Dios sigue siendo un enigma. El universo guarda preguntas infinitas y el hombre apenas alcanza a formular unas cuantas. Pero cada diciembre vuelve la certeza de que el silencio es más sabio que cualquier palabra, y que hay verdades que solo se revelan en la quietud.

En mi infancia, la Navidad era un territorio sagrado: olor a pino, a heno, a musgo húmedo; alegría en la calle y en los mercados colmados de piñatas que celebraban nuestras costumbres; mujeres que rezaban; campanas que anunciaban un milagro —uno grande—. Nadie cuestionaba nada porque no había necesidad de comprender aquello que se sentía en la piel. Vivíamos rodeados de afecto, de familia, de un sentido que en estos tiempos parece haberse perdido. Hoy somos más ruidosos que nunca y, paradójicamente, estamos más vacíos.

Los tiempos cambiaron. Las palabras se desgastaron. Incluso expresiones como “paz y bien” parecen haber perdido su fuerza y su razón de ser. Pero la Navidad no necesita que el mundo la entienda: ella vuelve, una y otra vez, a recordarnos lo esencial. Porque el pesebre no fue un adorno, sino un signo. No una escena, sino una revelación. Fue la demostración silenciosa de que la grandeza de Dios se manifiesta en la humildad, y que la verdadera fuerza es la que se ejerce sin violencia, sin ruido, sin exigencias.

Y aun así —o quizá por eso— la Navidad resiste. Se cuela por las grietas del alma como una luz tenue, suficiente para sostener al espíritu. No depende de fiestas, ni de compras, ni de ceremonias. Vive en la mirada del que perdona, en la mano que ayuda, en la lágrima que limpia y recuerda. Sobrevive incluso en los corazones cansados, donde apenas queda una chispa de fe.

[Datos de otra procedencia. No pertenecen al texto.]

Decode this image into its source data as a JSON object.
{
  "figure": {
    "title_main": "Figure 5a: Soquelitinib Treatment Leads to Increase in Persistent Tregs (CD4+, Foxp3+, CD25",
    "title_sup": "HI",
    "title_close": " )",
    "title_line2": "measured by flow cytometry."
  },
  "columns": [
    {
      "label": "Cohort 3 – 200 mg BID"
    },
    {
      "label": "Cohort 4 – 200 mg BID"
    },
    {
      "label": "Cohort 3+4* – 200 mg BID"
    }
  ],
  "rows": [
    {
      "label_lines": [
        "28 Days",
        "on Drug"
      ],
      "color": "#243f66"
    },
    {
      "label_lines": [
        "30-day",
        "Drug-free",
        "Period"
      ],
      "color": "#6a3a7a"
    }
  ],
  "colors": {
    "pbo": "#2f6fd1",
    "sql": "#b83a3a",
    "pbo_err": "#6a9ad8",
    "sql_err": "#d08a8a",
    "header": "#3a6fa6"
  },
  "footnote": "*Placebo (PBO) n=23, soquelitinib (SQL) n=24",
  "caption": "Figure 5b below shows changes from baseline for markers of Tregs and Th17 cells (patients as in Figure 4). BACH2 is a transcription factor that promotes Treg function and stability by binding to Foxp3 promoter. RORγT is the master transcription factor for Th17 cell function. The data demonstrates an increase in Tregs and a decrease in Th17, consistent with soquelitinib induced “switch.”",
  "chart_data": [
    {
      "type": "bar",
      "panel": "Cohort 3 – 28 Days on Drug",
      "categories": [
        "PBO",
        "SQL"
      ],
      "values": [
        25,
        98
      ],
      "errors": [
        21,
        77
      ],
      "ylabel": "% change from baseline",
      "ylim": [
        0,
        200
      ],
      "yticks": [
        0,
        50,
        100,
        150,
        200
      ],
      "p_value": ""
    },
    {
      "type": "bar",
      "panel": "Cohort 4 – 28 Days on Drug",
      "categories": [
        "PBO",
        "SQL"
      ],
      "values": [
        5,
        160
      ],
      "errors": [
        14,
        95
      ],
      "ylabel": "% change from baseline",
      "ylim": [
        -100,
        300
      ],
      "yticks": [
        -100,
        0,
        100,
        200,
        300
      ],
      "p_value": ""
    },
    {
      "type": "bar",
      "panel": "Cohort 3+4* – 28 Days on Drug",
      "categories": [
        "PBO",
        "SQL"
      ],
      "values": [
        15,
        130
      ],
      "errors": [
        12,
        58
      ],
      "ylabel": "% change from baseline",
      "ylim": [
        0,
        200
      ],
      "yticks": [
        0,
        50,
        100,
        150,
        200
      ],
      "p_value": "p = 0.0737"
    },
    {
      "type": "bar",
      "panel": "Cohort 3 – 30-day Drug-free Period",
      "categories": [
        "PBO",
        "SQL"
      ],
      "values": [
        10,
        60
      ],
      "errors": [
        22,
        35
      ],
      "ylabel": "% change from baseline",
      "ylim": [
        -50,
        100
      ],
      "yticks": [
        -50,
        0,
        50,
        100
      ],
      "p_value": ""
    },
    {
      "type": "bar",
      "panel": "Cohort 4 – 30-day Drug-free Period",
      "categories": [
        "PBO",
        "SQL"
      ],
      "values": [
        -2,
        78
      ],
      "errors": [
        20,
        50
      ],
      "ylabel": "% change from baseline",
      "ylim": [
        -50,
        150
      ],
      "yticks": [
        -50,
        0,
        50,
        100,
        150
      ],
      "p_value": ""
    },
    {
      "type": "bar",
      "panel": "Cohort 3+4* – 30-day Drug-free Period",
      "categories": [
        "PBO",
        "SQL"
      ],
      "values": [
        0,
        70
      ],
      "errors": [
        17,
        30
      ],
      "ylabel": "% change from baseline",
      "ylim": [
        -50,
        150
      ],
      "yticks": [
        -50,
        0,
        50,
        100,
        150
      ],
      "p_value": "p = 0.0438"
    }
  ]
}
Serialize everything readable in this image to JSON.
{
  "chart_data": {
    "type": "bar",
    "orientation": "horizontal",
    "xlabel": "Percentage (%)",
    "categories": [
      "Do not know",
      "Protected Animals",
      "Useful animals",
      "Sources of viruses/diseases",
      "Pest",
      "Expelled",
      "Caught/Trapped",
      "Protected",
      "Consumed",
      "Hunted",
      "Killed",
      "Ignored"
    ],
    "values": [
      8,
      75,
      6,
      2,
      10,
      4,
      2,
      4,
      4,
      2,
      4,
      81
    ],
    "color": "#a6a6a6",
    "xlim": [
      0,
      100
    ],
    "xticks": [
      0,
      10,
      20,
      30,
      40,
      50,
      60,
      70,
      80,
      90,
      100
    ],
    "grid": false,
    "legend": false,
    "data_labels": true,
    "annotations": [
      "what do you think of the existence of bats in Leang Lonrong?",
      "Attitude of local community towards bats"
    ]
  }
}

Cada año regreso en mis recuerdos al lugar de mi infancia: a la noche fría, llena de risas, de alegría, de sentido de pertenencia y de una fe que parecía marcar el ritmo de un universo más optimista y también mucho más sensato. Hoy, lo que se ha roto no es la tradición: es el hombre. Su prisa, su vanidad, su incapacidad de escuchar algo distinto a su propia voz. Porque para entender la Navidad, primero hay que callar.

Por eso, este 25 de diciembre vale la pena detenerse. Respirar. Mirar hacia adentro. Recordar que la humildad es el origen de toda luz y que ningún corazón, por endurecido que esté, es impermeable a un milagro. La Navidad es una invitación —a veces incómoda— a revisar la conciencia, a preguntarnos qué hicimos con el tiempo que nos fue prestado, con el amor que nos fue confiado, con la fe que alguna vez tuvimos.

Porque, al final, la Navidad no juzga; es la conciencia la que sentencia. Y ese juicio —implacable, silencioso, inevitable— llega siempre. Incluso para quienes creen que pueden vivir muy por encima del cielo y muy lejos del pesebre.

Por vacaciones, nos volveremos a leer el 19 de enero del 2026.
Les deseo las mejores y más felices fiestas. Gracias.